Sul piano generale, la fattispecie del rinnovo del contratto di lavoro a tempo determinato ricorre quando l’iniziale contratto raggiunge la scadenza originariamente prevista (o successivamente prorogata) e le parti procedono alla sottoscrizione di un ulteriore contratto a termine. L’INPS precisa, tuttavia, che considerato che il decreto dignità ha esteso la nuova disciplina dei rapporti a termine anche alla somministrazione di lavoratori assunti a tempo determinato, l’aumento del contributo addizionale NASPI opera anche nei casi in cui lo stesso utilizzatore abbia instaurato un precedente contratto di lavoro a termine con il medesimo lavoratore ovvero nell’ipotesi inversa. Il Ministero del Lavoro ha, inoltre, chiarito che qualora venga modificata la causale originariamente apposta al contratto a termine, si configura un rinnovo e non una proroga anche se l’ulteriore contratto segua il precedente senza soluzione di continuità.

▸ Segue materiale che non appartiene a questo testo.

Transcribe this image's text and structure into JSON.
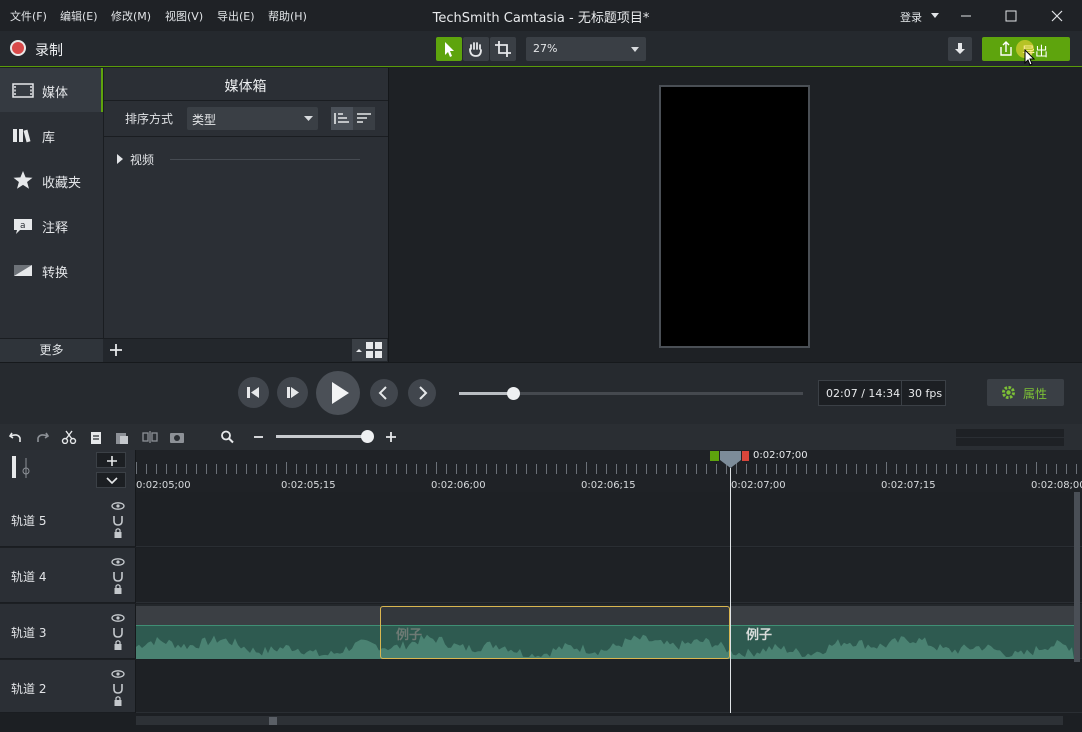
{
  "window": {
    "title": "TechSmith Camtasia - 无标题项目*",
    "menu": [
      "文件(F)",
      "编辑(E)",
      "修改(M)",
      "视图(V)",
      "导出(E)",
      "帮助(H)"
    ],
    "login": "登录"
  },
  "toolbar": {
    "record_label": "录制",
    "zoom": "27%",
    "export_label": "导出",
    "accent_color": "#5ea40d"
  },
  "left_tabs": {
    "items": [
      {
        "label": "媒体",
        "icon": "film-icon"
      },
      {
        "label": "库",
        "icon": "library-icon"
      },
      {
        "label": "收藏夹",
        "icon": "star-icon"
      },
      {
        "label": "注释",
        "icon": "annotation-icon"
      },
      {
        "label": "转换",
        "icon": "transition-icon"
      }
    ],
    "more_label": "更多"
  },
  "media_bin": {
    "title": "媒体箱",
    "sort_label": "排序方式",
    "sort_value": "类型",
    "section_label": "视频"
  },
  "playback": {
    "time": "02:07 / 14:34",
    "fps": "30 fps",
    "properties_label": "属性",
    "progress": 0.146
  },
  "timeline": {
    "playhead_time": "0:02:07;00",
    "ticks": [
      "0:02:05;00",
      "0:02:05;15",
      "0:02:06;00",
      "0:02:06;15",
      "0:02:07;00",
      "0:02:07;15",
      "0:02:08;00"
    ],
    "tracks": [
      {
        "name": "轨道 5"
      },
      {
        "name": "轨道 4"
      },
      {
        "name": "轨道 3"
      },
      {
        "name": "轨道 2"
      }
    ],
    "clip_label": "例子"
  }
}
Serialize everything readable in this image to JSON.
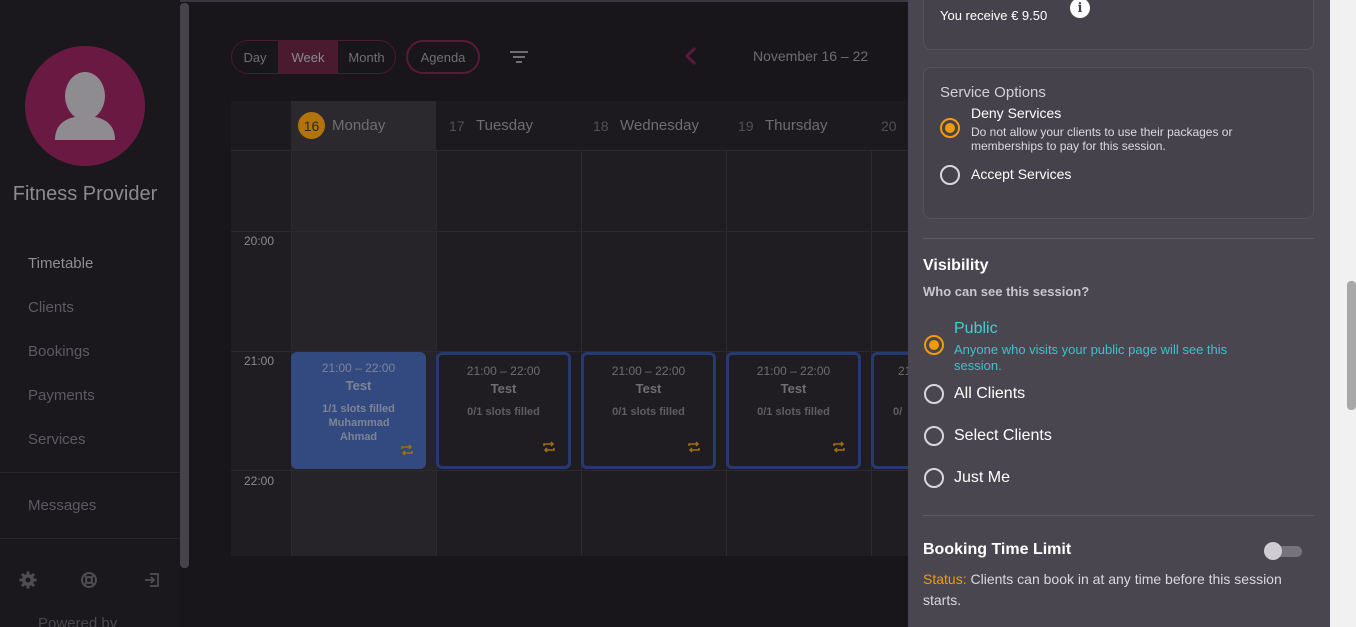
{
  "sidebar": {
    "profile_name": "Fitness Provider",
    "nav": [
      "Timetable",
      "Clients",
      "Bookings",
      "Payments",
      "Services"
    ],
    "messages": "Messages",
    "bottom_icons": [
      "gear-icon",
      "support-icon",
      "logout-icon"
    ],
    "powered_by": "Powered by"
  },
  "toolbar": {
    "views": [
      "Day",
      "Week",
      "Month"
    ],
    "active_view": "Week",
    "agenda": "Agenda",
    "date_range": "November 16 – 22"
  },
  "calendar": {
    "days": [
      {
        "num": "16",
        "name": "Monday",
        "today": true
      },
      {
        "num": "17",
        "name": "Tuesday"
      },
      {
        "num": "18",
        "name": "Wednesday"
      },
      {
        "num": "19",
        "name": "Thursday"
      },
      {
        "num": "20",
        "name": ""
      }
    ],
    "times": [
      "20:00",
      "21:00",
      "22:00"
    ],
    "events": [
      {
        "time": "21:00 – 22:00",
        "title": "Test",
        "slots": "1/1 slots filled",
        "attendee": "Muhammad Ahmad",
        "filled": true
      },
      {
        "time": "21:00 – 22:00",
        "title": "Test",
        "slots": "0/1 slots filled",
        "attendee": "",
        "filled": false
      },
      {
        "time": "21:00 – 22:00",
        "title": "Test",
        "slots": "0/1 slots filled",
        "attendee": "",
        "filled": false
      },
      {
        "time": "21:00 – 22:00",
        "title": "Test",
        "slots": "0/1 slots filled",
        "attendee": "",
        "filled": false
      },
      {
        "time": "21",
        "title": "",
        "slots": "0/",
        "attendee": "",
        "filled": false
      }
    ]
  },
  "panel": {
    "receive_text": "You receive € 9.50",
    "service_options": {
      "title": "Service Options",
      "options": [
        {
          "label": "Deny Services",
          "desc": "Do not allow your clients to use their packages or memberships to pay for this session.",
          "selected": true
        },
        {
          "label": "Accept Services",
          "desc": "",
          "selected": false
        }
      ]
    },
    "visibility": {
      "title": "Visibility",
      "subtitle": "Who can see this session?",
      "options": [
        {
          "label": "Public",
          "desc": "Anyone who visits your public page will see this session.",
          "selected": true
        },
        {
          "label": "All Clients",
          "selected": false
        },
        {
          "label": "Select Clients",
          "selected": false
        },
        {
          "label": "Just Me",
          "selected": false
        }
      ]
    },
    "booking_limit": {
      "title": "Booking Time Limit",
      "enabled": false,
      "status_key": "Status:",
      "status_text": " Clients can book in at any time before this session starts."
    }
  },
  "colors": {
    "accent_orange": "#f29a0c",
    "brand_magenta": "#6a1a42",
    "public_teal": "#3fd0d6"
  }
}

L’aumento del contributo addizionale è dovuto dai datori di lavoro con riferimento ai rinnovi dei contratti di lavoro a tempo determinato, anche in somministrazione, intervenuti a decorrere dal 14 luglio 2018, data di entrata in vigore del D.L. n. 87/2018.

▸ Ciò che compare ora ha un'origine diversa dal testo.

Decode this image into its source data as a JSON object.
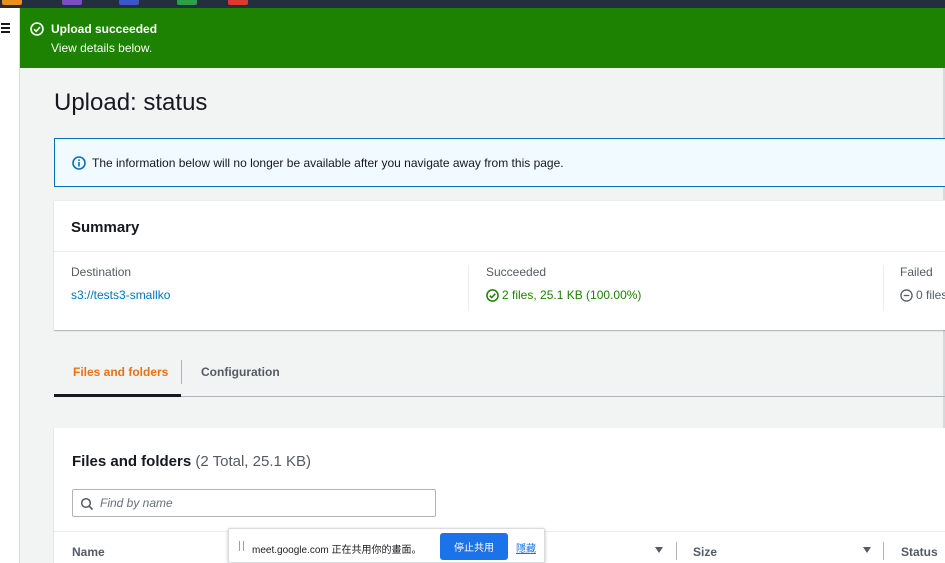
{
  "colors": {
    "success_green": "#1d8102",
    "link_blue": "#0073bb",
    "tab_orange": "#ec7211",
    "info_bg": "#f1faff",
    "share_blue": "#1a73e8"
  },
  "nav": {
    "menu_icon": "hamburger-icon"
  },
  "flash": {
    "icon": "check-circle-icon",
    "title": "Upload succeeded",
    "subtitle": "View details below."
  },
  "page": {
    "title": "Upload: status"
  },
  "info_alert": {
    "icon": "info-circle-icon",
    "text": "The information below will no longer be available after you navigate away from this page."
  },
  "summary": {
    "heading": "Summary",
    "destination": {
      "label": "Destination",
      "value": "s3://tests3-smallko"
    },
    "succeeded": {
      "label": "Succeeded",
      "value": "2 files, 25.1 KB (100.00%)",
      "icon": "check-circle-icon"
    },
    "failed": {
      "label": "Failed",
      "value": "0 files",
      "icon": "minus-circle-icon"
    }
  },
  "tabs": [
    {
      "label": "Files and folders",
      "active": true
    },
    {
      "label": "Configuration",
      "active": false
    }
  ],
  "files": {
    "heading": "Files and folders",
    "count": "(2 Total, 25.1 KB)",
    "search_placeholder": "Find by name",
    "search_icon": "search-icon",
    "columns": [
      "Name",
      "Size",
      "Status"
    ]
  },
  "screen_share": {
    "message": "meet.google.com 正在共用你的畫面。",
    "stop_label": "停止共用",
    "hide_label": "隱藏"
  }
}
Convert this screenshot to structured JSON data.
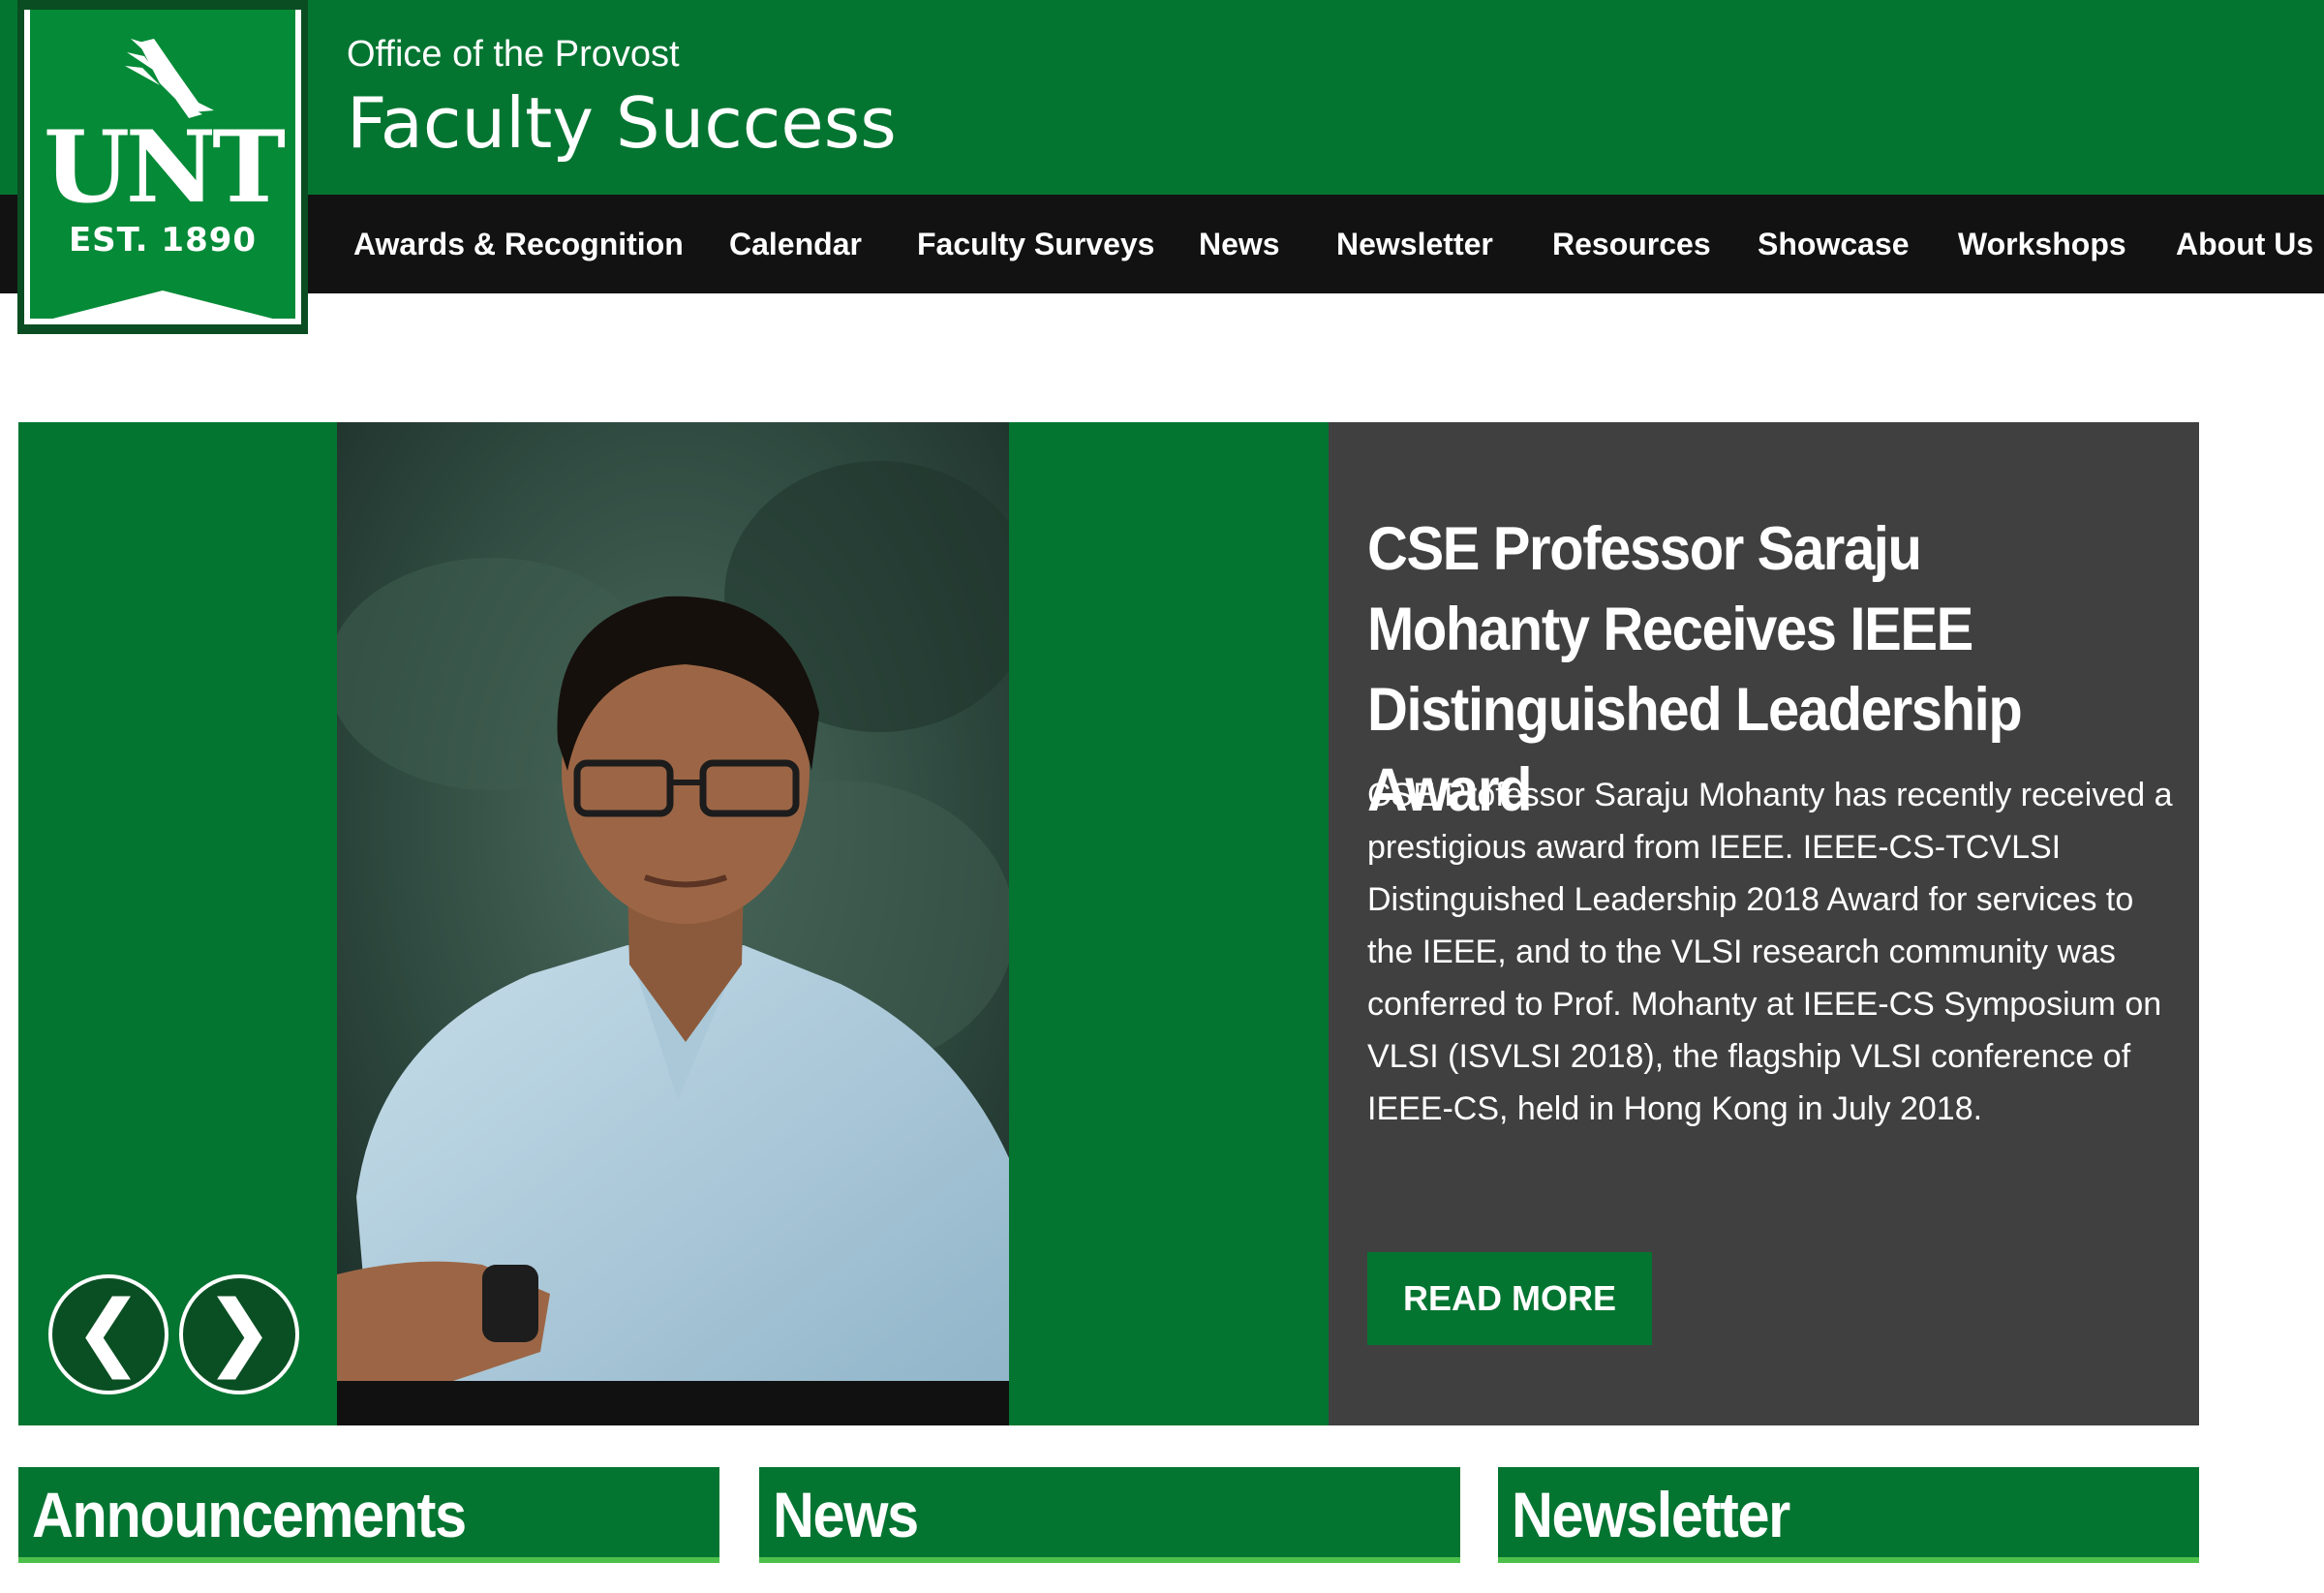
{
  "colors": {
    "unt_green": "#047531",
    "nav_black": "#121212",
    "story_gray": "#404040",
    "accent_light_green": "#4cc04a"
  },
  "logo": {
    "wordmark": "UNT",
    "established": "EST. 1890",
    "icon": "eagle-icon"
  },
  "header": {
    "office": "Office of the Provost",
    "title": "Faculty Success"
  },
  "nav": {
    "items": [
      {
        "label": "Awards & Recognition"
      },
      {
        "label": "Calendar"
      },
      {
        "label": "Faculty Surveys"
      },
      {
        "label": "News"
      },
      {
        "label": "Newsletter"
      },
      {
        "label": "Resources"
      },
      {
        "label": "Showcase"
      },
      {
        "label": "Workshops"
      },
      {
        "label": "About Us"
      }
    ]
  },
  "hero": {
    "title": "CSE Professor Saraju Mohanty Receives IEEE Distinguished Leadership Award",
    "body": "CSE Professor Saraju Mohanty has recently received a prestigious award from IEEE. IEEE-CS-TCVLSI Distinguished Leadership 2018 Award for services to the IEEE, and to the VLSI research community was conferred to Prof. Mohanty at IEEE-CS Symposium on VLSI (ISVLSI 2018), the flagship VLSI conference of IEEE-CS, held in Hong Kong in July 2018.",
    "button_label": "READ MORE",
    "prev_glyph": "❮",
    "next_glyph": "❯"
  },
  "sections": {
    "announcements": "Announcements",
    "news": "News",
    "newsletter": "Newsletter"
  }
}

L’incremento del contributo addizionale NASPI non è comunque dovuto in caso di:

  • rapporti a tempo determinato degli operai agricoli, in quanto esclusi dall’applicazione del regime della NASPI
  • rapporti di lavoro domestico
  • contratto a termine in sostituzione di lavoratori assenti
  • contratti a termine per lo svolgimento delle attività stagionali di cui al D.P.R. n. 1525/1963 (è dovuto, invece, per attività stagionali previste dagli accordi collettivi)
  • contratti di apprendistato
  • contratti a tempo determinato stipulati dalle pubbliche amministrazioni di cui all’articolo 1, comma 2, del D.lgs n. 165/2001 e successive modificazioni.

Si evidenzia che ad ogni rinnovo di contratto di lavoro a tempo determinato, ovvero di somministrazione a tempo determinato, l’incremento dello 0,50% si somma a quanto dovuto in precedenza a titolo di contributo addizionale. Pertanto, in caso di tre rinnovi intervenuti successivamente al 14 luglio 2018, il contributo addizionale NASPI è dovuto nelle seguenti misure:

  • contratto originario: 1,4%
  • 1° rinnovo: 1,9% (1,4% + 0,5%)
  • 2° rinnovo: 2,4% (1,9% + 0,5%)
  • 3° rinnovo: 2,9% (2,4% + 0,5%)

Il contributo addizionale NASPI, compreso anche l’incremento del contributo in argomento, tuttavia, è restituito in caso di:

  • trasformazione del contratto a tempo indeterminato
  • assunzione del lavoratore a tempo indeterminato entro il termine di sei mesi dalla cessazione del precedente contratto a termine.

La misura della restituzione è determinata detraendo dalle mensilità di contribuzione addizionale spettanti al datore di lavoro un numero di mensilità ragguagliato al periodo trascorso dalla cessazione del precedente rapporto di lavoro a tempo determinato all’instaurazione del nuovo rapporto a tempo indeterminato

La Circolare INPS produce i propri effetti già dalle denunce UNIEMENS di competenza settembre 2019, ove dovranno essere individuati con appositi codici i rapporti di lavoro che configurano rinnovo successivo al 14 luglio 2018. Nella stessa denuncia di competenza settembre 2019 dovranno essere conguagliati anche gli importi dovuti per i rinnovi intervenuti dal 14 luglio 2018 ad agosto 2019, periodo durante il quale l’Istituto non aveva fornito le istruzioni operative per dichiarare questa tipologia di rapporto di lavoro.
Il conguaglio per i dipendenti non più in forza potranno essere effettuati, con le stesse modalità, alternativamente con le denunce di competenza settembre o ottobre 2019.